Plus de 70 ans après la construction du premier pont routier en aluminium au Québec, ce métal peine toujours à s’imposer au sein de ces grandes structures. Or, la situation serait sur le point de changer.
« D’ici cinq ans, nous devrions être capables de faire des ponts en aluminium comme on fait des ponts en acier-béton », prédit le responsable du chantier Infrastructures et ouvrages d’art chez AluQuébec, Mario Fafard. Ces dernières années, cet ingénieur civil s’est donné comme mission de convaincre les donneurs d’ouvrage de favoriser ce matériau, dont les avantages sont majeurs : léger, esthétiquement beau, durable et résistant à la corrosion atmosphérique.
Des avantages considérables
« Je dis toujours à la blague que si le pont de Québec était en aluminium, on n’en parlerait pas. L’aluminium, ça ne rouille pas et ça ne se corrode pas », illustre-t-il, en faisant référence aux nombreux travaux effectués sur ce pont depuis sa construction au début des années 1900. Selon l’Association de l’aluminium du Canada, l’importante détérioration de platelages de ponts en béton armé causée par l’utilisation du sel de déglaçage est une autre raison qui favorise l’utilisation de ce matériau.
En plus de ses qualités évidentes, ce métal ne manque vraiment pas au Québec.
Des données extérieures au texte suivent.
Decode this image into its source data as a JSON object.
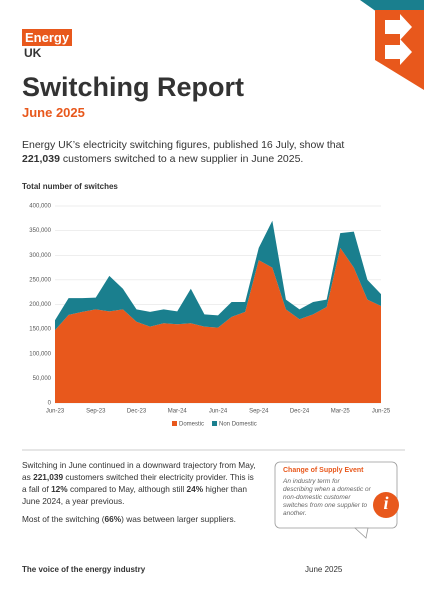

La province compte neuf alumineries, dont la capacité de production d’aluminium primaire totalise 2,8 tonnes, soit 90 pour cent (%) de la production canadienne. Le pays se classe au quatrième rang mondial à ce chapitre.
Malgré tout, seulement deux ponts sont construits avec ce matériau au Québec : celui d’Arvida au Saguenay, construit en 1950, et celui de Saint-Ambroise, situé dans la même région, dont le platelage d’aluminium a été ajouté en 2015.
Trop cher, l’aluminium ?
Pourquoi donc l’aluminium est-il aussi peu utilisé dans la construction des ponts par rapport au béton, à l’acier et au bois ? Mario Fafard avance deux raisons. Premièrement, le manque de connaissances des ingénieurs quant à ce matériau représente un frein majeur à son utilisation. À l’heure actuelle, les programmes de formation offrent peu d’enseignement sur le sujet. Deuxièmement, le ministère des Transports du Québec (MTQ) est encore réticent à l’utiliser. « Le MTQ est prudent. Il veut s’assurer qu’il n’y ait pas de problème avec l’aluminium dans le futur », souligne l’ingénieur civil.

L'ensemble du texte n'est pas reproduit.